Se sentó en la litera y estornudó varias veces con violencia. Al respirar, la flema le producía un estertor en su pecho. Al cabo de un rato el joven blanco empezó a estornudar también. Al doctor Copeland se le habían acabado los trozos de papel y tuvo que usar las hojas de una libreta de notas que llevaba en el bolsillo. El muchacho blanco se inclinó sobre el cubo del rincón y simplemente dejó que corriera el agua que le salía de la nariz sobre la pechera de la camisa. Tenía los ojos dilatados y las mejillas enrojecidas. Estaba acurrucado en el borde de una litera y gemía.
Poco después fueron conducidos al retrete, y a su regreso se prepararon para dormir. Eran seis hombres para ocupar cuatro literas. El viejo se echó en el suelo y empezó a roncar. Dary y otro de los muchachos se metieron juntos en una litera.
Las horas fueron interminables. La luz del pasillo les quemaba los ojos y el olor de la celda convertía cada respiración en un suplicio. El médico no podía entrar en calor. Los dientes le castañeteaban y experimentó un violento escalofrío. Se incorporó envuelto en la sucia manta y empezó a balancearse hacia delante y hacia atrás Dos veces alargó la mano para tapar el muchacho blanco, el cual murmuraba y extendía los brazos en sueños. El médico se tambaleó, la cabeza entre las manos, y de su garganta brotó un gemido acompasado. No podía pensar en William. Ni tampoco podía cavilar sobre su firme propósito y obtener fuerza de ello. No podía sentir otra cosa que la desgracia que le embargaba.

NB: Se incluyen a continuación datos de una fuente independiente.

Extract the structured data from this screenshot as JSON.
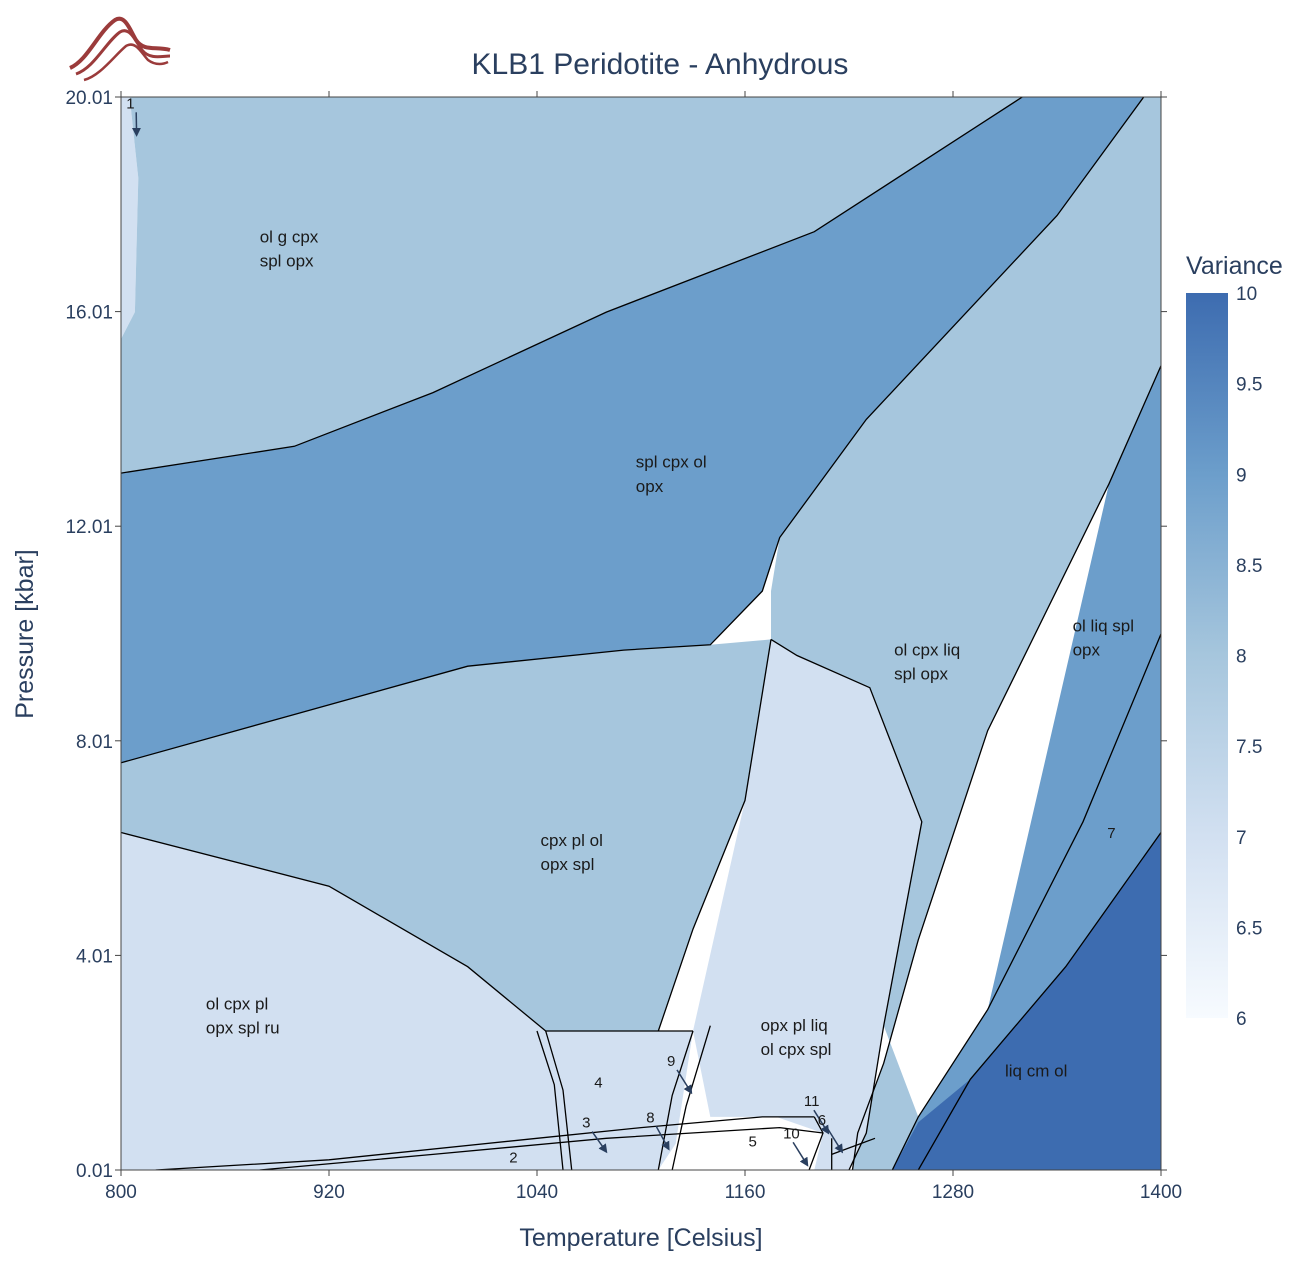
{
  "logo": {
    "icon": "mountain-wave-logo-icon",
    "color": "#9b3b3b"
  },
  "chart_data": {
    "type": "heatmap",
    "title": "KLB1 Peridotite - Anhydrous",
    "xlabel": "Temperature [Celsius]",
    "ylabel": "Pressure [kbar]",
    "xlim": [
      800,
      1400
    ],
    "ylim": [
      0.01,
      20.01
    ],
    "x_ticks": [
      "800",
      "920",
      "1040",
      "1160",
      "1280",
      "1400"
    ],
    "y_ticks": [
      "0.01",
      "4.01",
      "8.01",
      "12.01",
      "16.01",
      "20.01"
    ],
    "colorbar": {
      "title": "Variance",
      "range": [
        6,
        10
      ],
      "ticks": [
        "6",
        "6.5",
        "7",
        "7.5",
        "8",
        "8.5",
        "9",
        "9.5",
        "10"
      ],
      "colors": [
        "#f7fbff",
        "#d2e0f1",
        "#a6c6dd",
        "#6c9ecb",
        "#3d6cb0"
      ]
    },
    "fields": [
      {
        "id": "f1",
        "variance": 7,
        "points": [
          [
            800,
            20.01
          ],
          [
            805,
            20.01
          ],
          [
            810,
            18.5
          ],
          [
            808,
            16.0
          ],
          [
            800,
            15.5
          ]
        ]
      },
      {
        "id": "f-olgcpx",
        "variance": 8,
        "points": [
          [
            805,
            20.01
          ],
          [
            1320,
            20.01
          ],
          [
            1200,
            17.5
          ],
          [
            1080,
            16.0
          ],
          [
            980,
            14.5
          ],
          [
            900,
            13.5
          ],
          [
            800,
            13.0
          ],
          [
            800,
            15.5
          ],
          [
            808,
            16.0
          ],
          [
            810,
            18.5
          ]
        ]
      },
      {
        "id": "f-splcpxol",
        "variance": 9,
        "points": [
          [
            800,
            13.0
          ],
          [
            900,
            13.5
          ],
          [
            980,
            14.5
          ],
          [
            1080,
            16.0
          ],
          [
            1200,
            17.5
          ],
          [
            1320,
            20.01
          ],
          [
            1390,
            20.01
          ],
          [
            1340,
            17.8
          ],
          [
            1230,
            14.0
          ],
          [
            1180,
            11.8
          ],
          [
            1170,
            10.8
          ],
          [
            1140,
            9.8
          ],
          [
            1090,
            9.7
          ],
          [
            1000,
            9.4
          ],
          [
            900,
            8.5
          ],
          [
            800,
            7.6
          ]
        ]
      },
      {
        "id": "f-olcpxliq",
        "variance": 8,
        "points": [
          [
            1390,
            20.01
          ],
          [
            1400,
            20.01
          ],
          [
            1400,
            15.0
          ],
          [
            1370,
            12.8
          ],
          [
            1300,
            8.2
          ],
          [
            1260,
            4.3
          ],
          [
            1240,
            2.0
          ],
          [
            1225,
            0.7
          ],
          [
            1222,
            0.01
          ],
          [
            1245,
            0.01
          ],
          [
            1260,
            1.0
          ],
          [
            1240,
            2.7
          ],
          [
            1262,
            6.5
          ],
          [
            1232,
            9.0
          ],
          [
            1190,
            9.6
          ],
          [
            1175,
            9.9
          ],
          [
            1175,
            10.8
          ],
          [
            1180,
            11.8
          ],
          [
            1230,
            14.0
          ],
          [
            1340,
            17.8
          ]
        ]
      },
      {
        "id": "f-splcpxolopx-low",
        "variance": 8,
        "points": [
          [
            800,
            7.6
          ],
          [
            900,
            8.5
          ],
          [
            1000,
            9.4
          ],
          [
            1090,
            9.7
          ],
          [
            1140,
            9.8
          ],
          [
            1175,
            9.9
          ],
          [
            1160,
            6.9
          ],
          [
            1130,
            4.5
          ],
          [
            1110,
            2.6
          ],
          [
            1045,
            2.6
          ],
          [
            1000,
            3.8
          ],
          [
            920,
            5.3
          ],
          [
            800,
            6.3
          ]
        ]
      },
      {
        "id": "f-olcpxpl",
        "variance": 7,
        "points": [
          [
            800,
            6.3
          ],
          [
            920,
            5.3
          ],
          [
            1000,
            3.8
          ],
          [
            1045,
            2.6
          ],
          [
            1055,
            1.5
          ],
          [
            1060,
            0.01
          ],
          [
            800,
            0.01
          ]
        ]
      },
      {
        "id": "f-crescent",
        "variance": 7,
        "points": [
          [
            1175,
            9.9
          ],
          [
            1190,
            9.6
          ],
          [
            1232,
            9.0
          ],
          [
            1262,
            6.5
          ],
          [
            1240,
            2.7
          ],
          [
            1230,
            0.7
          ],
          [
            1220,
            0.01
          ],
          [
            1200,
            0.01
          ],
          [
            1205,
            0.7
          ],
          [
            1178,
            1.0
          ],
          [
            1140,
            1.0
          ],
          [
            1130,
            2.6
          ],
          [
            1160,
            6.9
          ]
        ]
      },
      {
        "id": "f4",
        "variance": 7,
        "points": [
          [
            1045,
            2.6
          ],
          [
            1110,
            2.6
          ],
          [
            1130,
            2.6
          ],
          [
            1120,
            0.5
          ],
          [
            1110,
            0.01
          ],
          [
            1060,
            0.01
          ],
          [
            1055,
            1.5
          ]
        ]
      },
      {
        "id": "f-olliqspl",
        "variance": 9,
        "points": [
          [
            1400,
            15.0
          ],
          [
            1400,
            10.0
          ],
          [
            1355,
            6.5
          ],
          [
            1300,
            3.0
          ],
          [
            1260,
            1.0
          ],
          [
            1245,
            0.01
          ],
          [
            1260,
            0.01
          ],
          [
            1300,
            3.0
          ],
          [
            1370,
            12.8
          ]
        ]
      },
      {
        "id": "f7",
        "variance": 9,
        "points": [
          [
            1400,
            10.0
          ],
          [
            1400,
            6.3
          ],
          [
            1345,
            3.8
          ],
          [
            1290,
            1.7
          ],
          [
            1260,
            0.01
          ],
          [
            1245,
            0.01
          ],
          [
            1260,
            1.0
          ],
          [
            1300,
            3.0
          ],
          [
            1355,
            6.5
          ]
        ]
      },
      {
        "id": "f-liqcmol",
        "variance": 10,
        "points": [
          [
            1400,
            6.3
          ],
          [
            1400,
            0.01
          ],
          [
            1245,
            0.01
          ],
          [
            1260,
            0.9
          ],
          [
            1290,
            1.7
          ],
          [
            1345,
            3.8
          ]
        ]
      }
    ],
    "boundaries": [
      [
        [
          800,
          13.0
        ],
        [
          900,
          13.5
        ],
        [
          980,
          14.5
        ],
        [
          1080,
          16.0
        ],
        [
          1200,
          17.5
        ],
        [
          1320,
          20.01
        ]
      ],
      [
        [
          1390,
          20.01
        ],
        [
          1340,
          17.8
        ],
        [
          1230,
          14.0
        ],
        [
          1180,
          11.8
        ],
        [
          1170,
          10.8
        ],
        [
          1140,
          9.8
        ],
        [
          1090,
          9.7
        ],
        [
          1000,
          9.4
        ],
        [
          900,
          8.5
        ],
        [
          800,
          7.6
        ]
      ],
      [
        [
          1400,
          15.0
        ],
        [
          1370,
          12.8
        ],
        [
          1300,
          8.2
        ],
        [
          1260,
          4.3
        ],
        [
          1240,
          2.0
        ],
        [
          1225,
          0.7
        ],
        [
          1222,
          0.01
        ]
      ],
      [
        [
          1400,
          10.0
        ],
        [
          1355,
          6.5
        ],
        [
          1300,
          3.0
        ],
        [
          1260,
          1.0
        ],
        [
          1245,
          0.01
        ]
      ],
      [
        [
          1400,
          6.3
        ],
        [
          1345,
          3.8
        ],
        [
          1290,
          1.7
        ],
        [
          1260,
          0.01
        ]
      ],
      [
        [
          800,
          6.3
        ],
        [
          920,
          5.3
        ],
        [
          1000,
          3.8
        ],
        [
          1045,
          2.6
        ],
        [
          1110,
          2.6
        ],
        [
          1130,
          2.6
        ]
      ],
      [
        [
          1175,
          9.9
        ],
        [
          1160,
          6.9
        ],
        [
          1130,
          4.5
        ],
        [
          1110,
          2.6
        ]
      ],
      [
        [
          1175,
          9.9
        ],
        [
          1190,
          9.6
        ],
        [
          1232,
          9.0
        ],
        [
          1262,
          6.5
        ],
        [
          1240,
          2.7
        ],
        [
          1230,
          0.7
        ],
        [
          1220,
          0.01
        ]
      ],
      [
        [
          1045,
          2.6
        ],
        [
          1055,
          1.5
        ],
        [
          1060,
          0.01
        ]
      ],
      [
        [
          1040,
          2.6
        ],
        [
          1050,
          1.6
        ],
        [
          1055,
          0.01
        ]
      ],
      [
        [
          1130,
          2.6
        ],
        [
          1118,
          1.4
        ],
        [
          1110,
          0.01
        ]
      ],
      [
        [
          1140,
          2.7
        ],
        [
          1126,
          1.2
        ],
        [
          1118,
          0.01
        ]
      ],
      [
        [
          820,
          0.01
        ],
        [
          920,
          0.2
        ],
        [
          1040,
          0.6
        ],
        [
          1100,
          0.8
        ],
        [
          1170,
          1.0
        ],
        [
          1200,
          1.0
        ]
      ],
      [
        [
          880,
          0.01
        ],
        [
          980,
          0.3
        ],
        [
          1080,
          0.6
        ],
        [
          1180,
          0.8
        ],
        [
          1205,
          0.7
        ]
      ],
      [
        [
          1200,
          1.0
        ],
        [
          1205,
          0.7
        ],
        [
          1197,
          0.01
        ]
      ],
      [
        [
          1210,
          0.6
        ],
        [
          1210,
          0.01
        ]
      ],
      [
        [
          1210,
          0.3
        ],
        [
          1235,
          0.6
        ]
      ]
    ],
    "annotations": [
      {
        "text": "ol g cpx",
        "x": 880,
        "y": 17.3
      },
      {
        "text": "spl opx",
        "x": 880,
        "y": 16.85
      },
      {
        "text": "spl cpx ol",
        "x": 1097,
        "y": 13.1
      },
      {
        "text": "opx",
        "x": 1097,
        "y": 12.65
      },
      {
        "text": "ol cpx liq",
        "x": 1246,
        "y": 9.6
      },
      {
        "text": "spl opx",
        "x": 1246,
        "y": 9.15
      },
      {
        "text": "ol liq spl",
        "x": 1349,
        "y": 10.05
      },
      {
        "text": "opx",
        "x": 1349,
        "y": 9.6
      },
      {
        "text": "cpx pl ol",
        "x": 1042,
        "y": 6.05
      },
      {
        "text": "opx spl",
        "x": 1042,
        "y": 5.6
      },
      {
        "text": "ol cpx pl",
        "x": 849,
        "y": 3.0
      },
      {
        "text": "opx spl ru",
        "x": 849,
        "y": 2.55
      },
      {
        "text": "opx pl liq",
        "x": 1169,
        "y": 2.6
      },
      {
        "text": "ol cpx spl",
        "x": 1169,
        "y": 2.15
      },
      {
        "text": "liq cm ol",
        "x": 1310,
        "y": 1.75
      },
      {
        "text": "7",
        "x": 1369,
        "y": 6.2
      },
      {
        "text": "4",
        "x": 1073,
        "y": 1.55
      },
      {
        "text": "2",
        "x": 1024,
        "y": 0.15
      },
      {
        "text": "5",
        "x": 1162,
        "y": 0.45
      },
      {
        "text": "1",
        "x": 803,
        "y": 19.8,
        "arrow": [
          809,
          19.3
        ]
      },
      {
        "text": "3",
        "x": 1066,
        "y": 0.8,
        "arrow": [
          1080,
          0.35
        ]
      },
      {
        "text": "8",
        "x": 1103,
        "y": 0.9,
        "arrow": [
          1116,
          0.4
        ]
      },
      {
        "text": "9",
        "x": 1115,
        "y": 1.95,
        "arrow": [
          1129,
          1.45
        ]
      },
      {
        "text": "10",
        "x": 1182,
        "y": 0.6,
        "arrow": [
          1196,
          0.1
        ]
      },
      {
        "text": "11",
        "x": 1194,
        "y": 1.2,
        "arrow": [
          1208,
          0.7
        ]
      },
      {
        "text": "6",
        "x": 1202,
        "y": 0.85,
        "arrow": [
          1216,
          0.35
        ]
      }
    ]
  }
}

Más tarde le aumentó la fiebre. Sintió como una oleada de calor por todo el cuerpo. Se echó hacía atrás, y le pareció que se hundía en un lugar cálido y rojo y lleno de confort.
A la mañana siguiente salió el sol. Aquel extraño invierno sureño tocaba a su fin. El doctor Copeland fue puesto en libertad. Un pequeño grupo le esperaba fuera de la cárcel. Mister Singer estaba allí. Y Portia, Highboy y Marshall Nicolls estaban presentes también. Sus caras aparecían confusas y no podía distinguirlas claramente. El sol brillaba con fuerza.
—Padre, ¿no sabes que ésta no es forma de ayudar a nuestro Willie? Andar enredado con blancos en el palacio de justicia… Lo mejor que podemos hacer es mantener la boca cerrada y esperar.
Su potente voz resonaba débilmente en sus oídos. Subieron a un taxi, y poco después se encontraba en casa con la cara apretada contra la fresca y blanca almohada.